Toby Greene (centre) has gone from bad boy to skipper at GWS
Toby Greene (centre) has gone from bad boy to skipper at GWS

Greene rises from bad boy to leader

Toby Greene has opened up about his journey from drunken assault charges to inspirational GWS captain.

The Giants had every member of their five-man leadership group - Callan Ward, Phil Davis, Josh Kelly, Stephen Coniglio and Matt de Boer - sidelined for Saturday's crunch match against Collingwood.

Giants coach Leon Cameron could have endorsed foundation star Jeremy Cameron as skipper, or 299-game veteran Heath Shaw, but wanted Greene.

And although it was an 11th-hour call-up, Greene's ascension has not been overnight.

Arrested in Melbourne following a drunken incident in Melbourne in 2014, Greene has been profiled as somewhat of a bad boy on and off the field.

In New York two off-seasons ago, he injured himself in a hotel room, and fly-kicks and brain explosions over the years on the field have attracted criticism.

But behind the scenes, Cameron has driven Greene, a prodigious talent, to adopt the mindset of being a leader.

And Greene's outstanding captain's knock against Collingwood - in a team triumph that ranks among the gutsiest in the club's history - is surely a defining moment in his career.

"Yeah, it probably says a little bit," said Greene, who hasn't been the captain of a team since his first year of high school.

"I wouldn't have been given the opportunity a few years ago.

"Leon asked and I jumped at the opportunity. I thought it would be a great chance to stand up. It's something I've been working on behind the scenes and I'll continue to work on it.

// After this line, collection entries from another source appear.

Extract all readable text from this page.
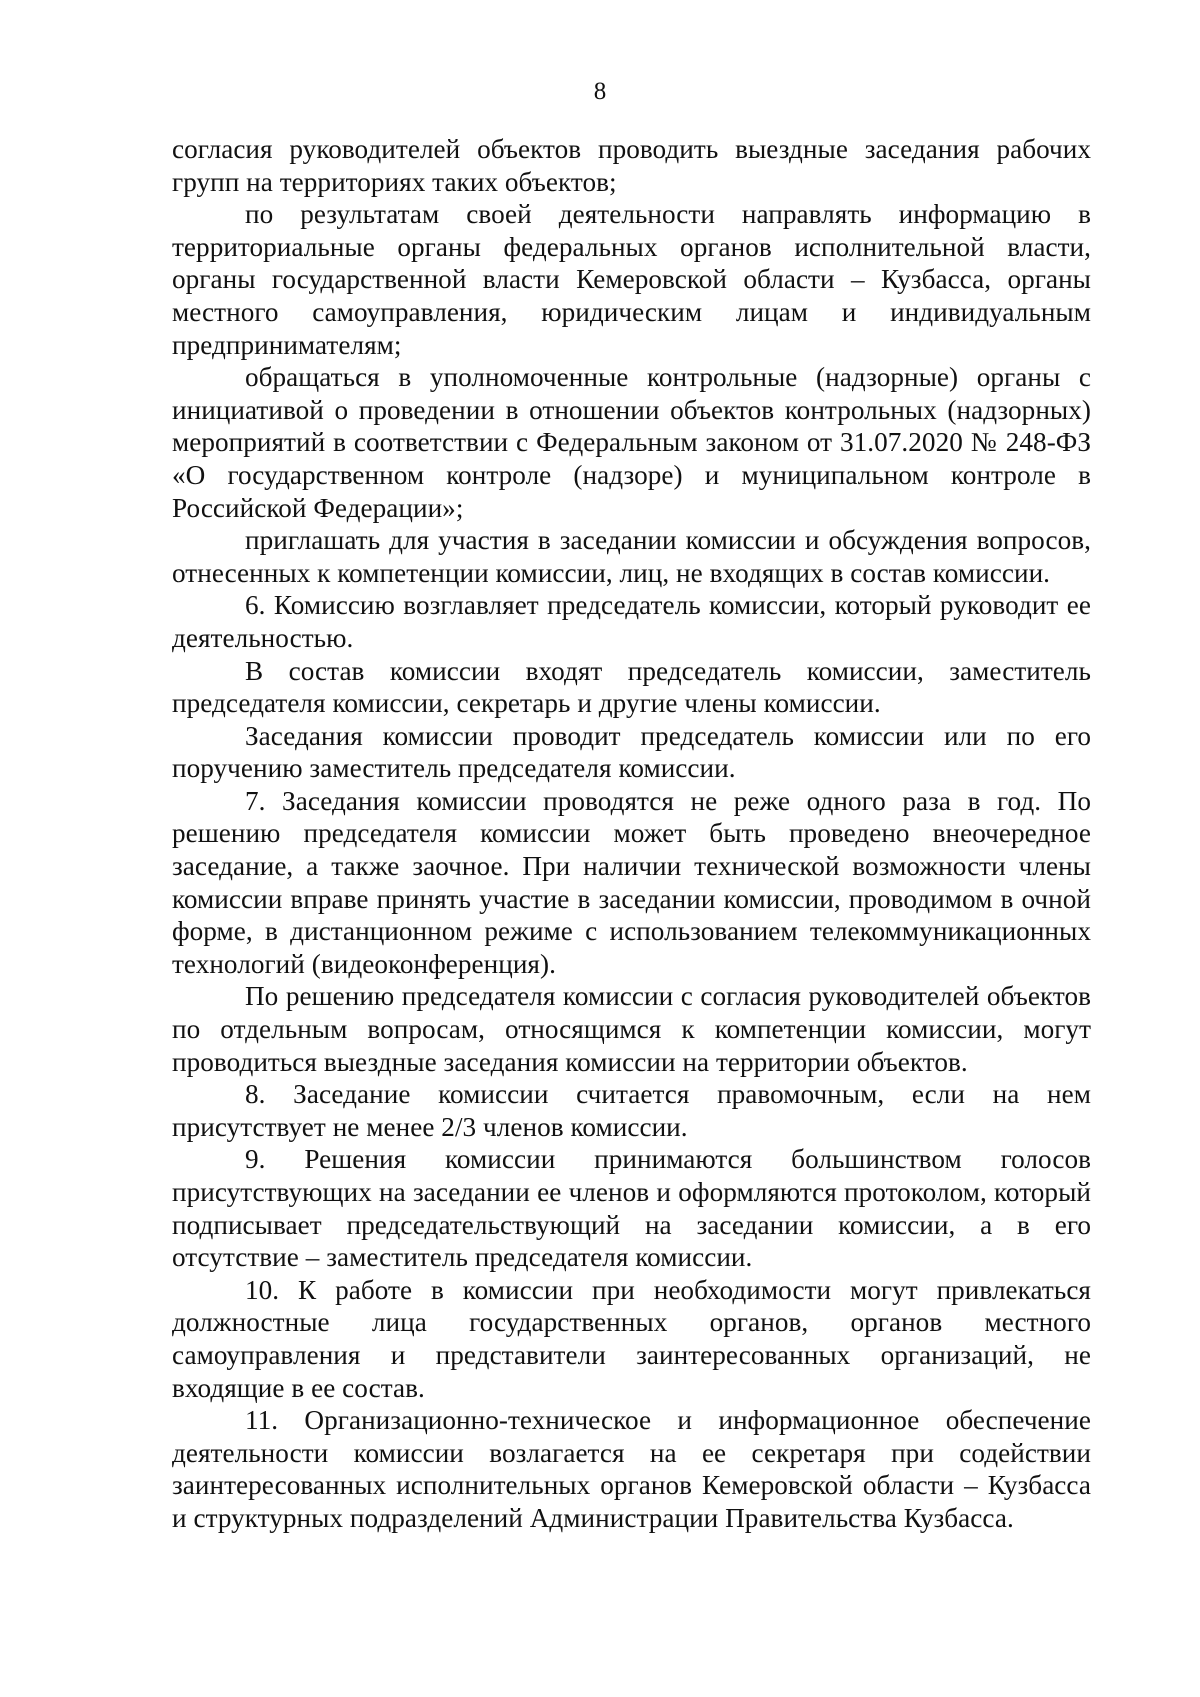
8

согласия руководителей объектов проводить выездные заседания рабочих групп на территориях таких объектов;

по результатам своей деятельности направлять информацию в территориальные органы федеральных органов исполнительной власти, органы государственной власти Кемеровской области – Кузбасса, органы местного самоуправления, юридическим лицам и индивидуальным предпринимателям;

обращаться в уполномоченные контрольные (надзорные) органы с инициативой о проведении в отношении объектов контрольных (надзорных) мероприятий в соответствии с Федеральным законом от 31.07.2020 № 248-ФЗ «О государственном контроле (надзоре) и муниципальном контроле в Российской Федерации»;

приглашать для участия в заседании комиссии и обсуждения вопросов, отнесенных к компетенции комиссии, лиц, не входящих в состав комиссии.

6. Комиссию возглавляет председатель комиссии, который руководит ее деятельностью.

В состав комиссии входят председатель комиссии, заместитель председателя комиссии, секретарь и другие члены комиссии.

Заседания комиссии проводит председатель комиссии или по его поручению заместитель председателя комиссии.

7. Заседания комиссии проводятся не реже одного раза в год. По решению председателя комиссии может быть проведено внеочередное заседание, а также заочное. При наличии технической возможности члены комиссии вправе принять участие в заседании комиссии, проводимом в очной форме, в дистанционном режиме с использованием телекоммуникационных технологий (видеоконференция).

По решению председателя комиссии с согласия руководителей объектов по отдельным вопросам, относящимся к компетенции комиссии, могут проводиться выездные заседания комиссии на территории объектов.

8. Заседание комиссии считается правомочным, если на нем присутствует не менее 2/3 членов комиссии.

9. Решения комиссии принимаются большинством голосов присутствующих на заседании ее членов и оформляются протоколом, который подписывает председательствующий на заседании комиссии, а в его отсутствие – заместитель председателя комиссии.

10. К работе в комиссии при необходимости могут привлекаться должностные лица государственных органов, органов местного самоуправления и представители заинтересованных организаций, не входящие в ее состав.

11. Организационно-техническое и информационное обеспечение деятельности комиссии возлагается на ее секретаря при содействии заинтересованных исполнительных органов Кемеровской области – Кузбасса и структурных подразделений Администрации Правительства Кузбасса.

"Leon has been on my case for a while about trying to improve in that area and he's been doing a fair bit this year. It doesn't come naturally to me but I'll continue to work on it."

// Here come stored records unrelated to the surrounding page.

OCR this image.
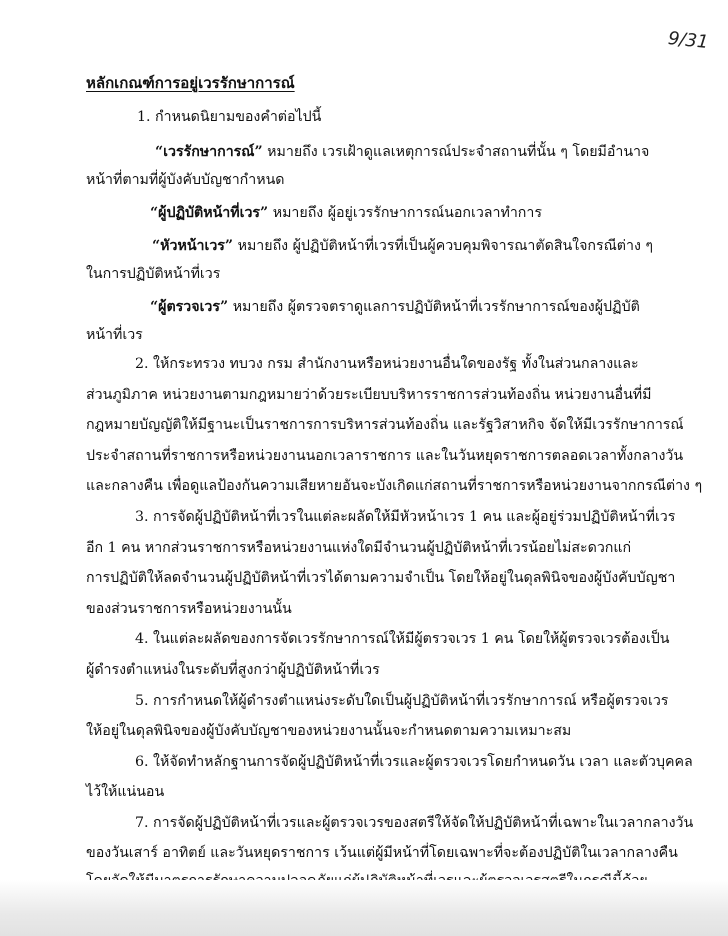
9/31
หลักเกณฑ์การอยู่เวรรักษาการณ์
1. กำหนดนิยามของคำต่อไปนี้
“เวรรักษาการณ์” หมายถึง เวรเฝ้าดูแลเหตุการณ์ประจำสถานที่นั้น ๆ โดยมีอำนาจ
หน้าที่ตามที่ผู้บังคับบัญชากำหนด
“ผู้ปฏิบัติหน้าที่เวร” หมายถึง ผู้อยู่เวรรักษาการณ์นอกเวลาทำการ
“หัวหน้าเวร” หมายถึง ผู้ปฏิบัติหน้าที่เวรที่เป็นผู้ควบคุมพิจารณาตัดสินใจกรณีต่าง ๆ
ในการปฏิบัติหน้าที่เวร
“ผู้ตรวจเวร” หมายถึง ผู้ตรวจตราดูแลการปฏิบัติหน้าที่เวรรักษาการณ์ของผู้ปฏิบัติ
หน้าที่เวร
2. ให้กระทรวง ทบวง กรม สำนักงานหรือหน่วยงานอื่นใดของรัฐ ทั้งในส่วนกลางและ
ส่วนภูมิภาค หน่วยงานตามกฎหมายว่าด้วยระเบียบบริหารราชการส่วนท้องถิ่น หน่วยงานอื่นที่มี
กฎหมายบัญญัติให้มีฐานะเป็นราชการการบริหารส่วนท้องถิ่น และรัฐวิสาหกิจ จัดให้มีเวรรักษาการณ์
ประจำสถานที่ราชการหรือหน่วยงานนอกเวลาราชการ และในวันหยุดราชการตลอดเวลาทั้งกลางวัน
และกลางคืน เพื่อดูแลป้องกันความเสียหายอันจะบังเกิดแก่สถานที่ราชการหรือหน่วยงานจากกรณีต่าง ๆ
3. การจัดผู้ปฏิบัติหน้าที่เวรในแต่ละผลัดให้มีหัวหน้าเวร 1 คน และผู้อยู่ร่วมปฏิบัติหน้าที่เวร
อีก 1 คน หากส่วนราชการหรือหน่วยงานแห่งใดมีจำนวนผู้ปฏิบัติหน้าที่เวรน้อยไม่สะดวกแก่
การปฏิบัติให้ลดจำนวนผู้ปฏิบัติหน้าที่เวรได้ตามความจำเป็น โดยให้อยู่ในดุลพินิจของผู้บังคับบัญชา
ของส่วนราชการหรือหน่วยงานนั้น
4. ในแต่ละผลัดของการจัดเวรรักษาการณ์ให้มีผู้ตรวจเวร 1 คน โดยให้ผู้ตรวจเวรต้องเป็น
ผู้ดำรงตำแหน่งในระดับที่สูงกว่าผู้ปฏิบัติหน้าที่เวร
5. การกำหนดให้ผู้ดำรงตำแหน่งระดับใดเป็นผู้ปฏิบัติหน้าที่เวรรักษาการณ์ หรือผู้ตรวจเวร
ให้อยู่ในดุลพินิจของผู้บังคับบัญชาของหน่วยงานนั้นจะกำหนดตามความเหมาะสม
6. ให้จัดทำหลักฐานการจัดผู้ปฏิบัติหน้าที่เวรและผู้ตรวจเวรโดยกำหนดวัน เวลา และตัวบุคคล
ไว้ให้แน่นอน
7. การจัดผู้ปฏิบัติหน้าที่เวรและผู้ตรวจเวรของสตรีให้จัดให้ปฏิบัติหน้าที่เฉพาะในเวลากลางวัน
ของวันเสาร์ อาทิตย์ และวันหยุดราชการ เว้นแต่ผู้มีหน้าที่โดยเฉพาะที่จะต้องปฏิบัติในเวลากลางคืน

Greene said his mother, Kate, was happier than he was about the captaincy, and she remains his other pillar of influence.

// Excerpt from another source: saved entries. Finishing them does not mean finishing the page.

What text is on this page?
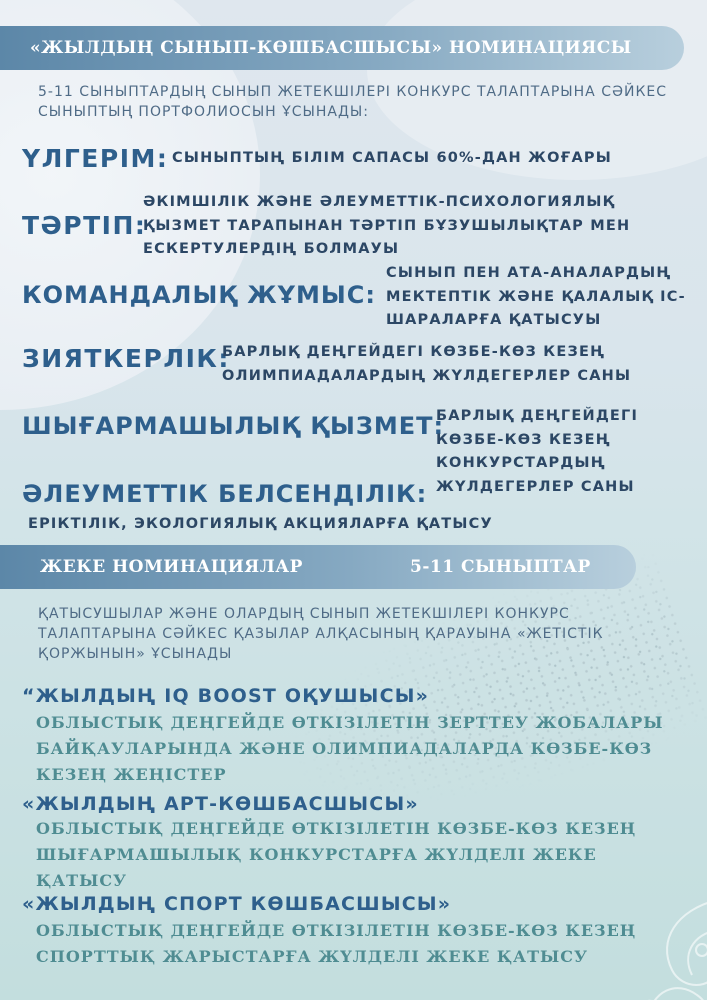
«ЖЫЛДЫҢ СЫНЫП-КӨШБАСШЫСЫ» НОМИНАЦИЯСЫ
5-11 СЫНЫПТАРДЫҢ СЫНЫП ЖЕТЕКШІЛЕРІ КОНКУРС ТАЛАПТАРЫНА СӘЙКЕС СЫНЫПТЫҢ ПОРТФОЛИОСЫН ҰСЫНАДЫ:
ҮЛГЕРІМ: СЫНЫПТЫҢ БІЛІМ САПАСЫ 60%-ДАН ЖОҒАРЫ
ТӘРТІП:
ӘКІМШІЛІК ЖӘНЕ ӘЛЕУМЕТТІК-ПСИХОЛОГИЯЛЫҚ ҚЫЗМЕТ ТАРАПЫНАН ТӘРТІП БҰЗУШЫЛЫҚТАР МЕН ЕСКЕРТУЛЕРДІҢ БОЛМАУЫ
КОМАНДАЛЫҚ ЖҰМЫС:
СЫНЫП ПЕН АТА-АНАЛАРДЫҢ МЕКТЕПТІК ЖӘНЕ ҚАЛАЛЫҚ ІС-ШАРАЛАРҒА ҚАТЫСУЫ
ЗИЯТКЕРЛІК:
БАРЛЫҚ ДЕҢГЕЙДЕГІ КӨЗБЕ-КӨЗ КЕЗЕҢ ОЛИМПИАДАЛАРДЫҢ ЖҮЛДЕГЕРЛЕР САНЫ
ШЫҒАРМАШЫЛЫҚ ҚЫЗМЕТ:
БАРЛЫҚ ДЕҢГЕЙДЕГІ КӨЗБЕ-КӨЗ КЕЗЕҢ КОНКУРСТАРДЫҢ ЖҮЛДЕГЕРЛЕР САНЫ
ӘЛЕУМЕТТІК БЕЛСЕНДІЛІК:
ЕРІКТІЛІК, ЭКОЛОГИЯЛЫҚ АКЦИЯЛАРҒА ҚАТЫСУ
ЖЕКЕ НОМИНАЦИЯЛАР	5-11 СЫНЫПТАР
ҚАТЫСУШЫЛАР ЖӘНЕ ОЛАРДЫҢ СЫНЫП ЖЕТЕКШІЛЕРІ КОНКУРС ТАЛАПТАРЫНА СӘЙКЕС ҚАЗЫЛАР АЛҚАСЫНЫҢ ҚАРАУЫНА «ЖЕТІСТІК ҚОРЖЫНЫН» ҰСЫНАДЫ
“ЖЫЛДЫҢ IQ BOOST ОҚУШЫСЫ»
ОБЛЫСТЫҚ ДЕҢГЕЙДЕ ӨТКІЗІЛЕТІН ЗЕРТТЕУ ЖОБАЛАРЫ БАЙҚАУЛАРЫНДА ЖӘНЕ ОЛИМПИАДАЛАРДА КӨЗБЕ-КӨЗ КЕЗЕҢ ЖЕҢІСТЕР
«ЖЫЛДЫҢ АРТ-КӨШБАСШЫСЫ»
ОБЛЫСТЫҚ ДЕҢГЕЙДЕ ӨТКІЗІЛЕТІН КӨЗБЕ-КӨЗ КЕЗЕҢ ШЫҒАРМАШЫЛЫҚ КОНКУРСТАРҒА ЖҮЛДЕЛІ ЖЕКЕ ҚАТЫСУ
«ЖЫЛДЫҢ СПОРТ КӨШБАСШЫСЫ»
ОБЛЫСТЫҚ ДЕҢГЕЙДЕ ӨТКІЗІЛЕТІН КӨЗБЕ-КӨЗ КЕЗЕҢ СПОРТТЫҚ ЖАРЫСТАРҒА ЖҮЛДЕЛІ ЖЕКЕ ҚАТЫСУ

Toby Greene celebrates a goal against the Magpies. Picture: AAP
Toby Greene celebrates a goal against the Magpies. Picture: AAP

Cameron knew he had made the right call the moment he approached Greene to step up to the captaincy after Davis's last-moment injury drama.

"Our leadership group has really urged him to be more than just a very good player," Cameron said. "

It's fine pushing them, but you have to take it as well and Toby does take that.

"His mum's a superstar ... and she probably keeps telling Toby how good he could be, not just as a player but also his experiences in helping our young group.

"Our whole leadership group should be proud of what Toby produced (on Saturday)."

The captaincy did not burden Greene at all and his work playing exclusively in the midfield in the first quarter was decisive.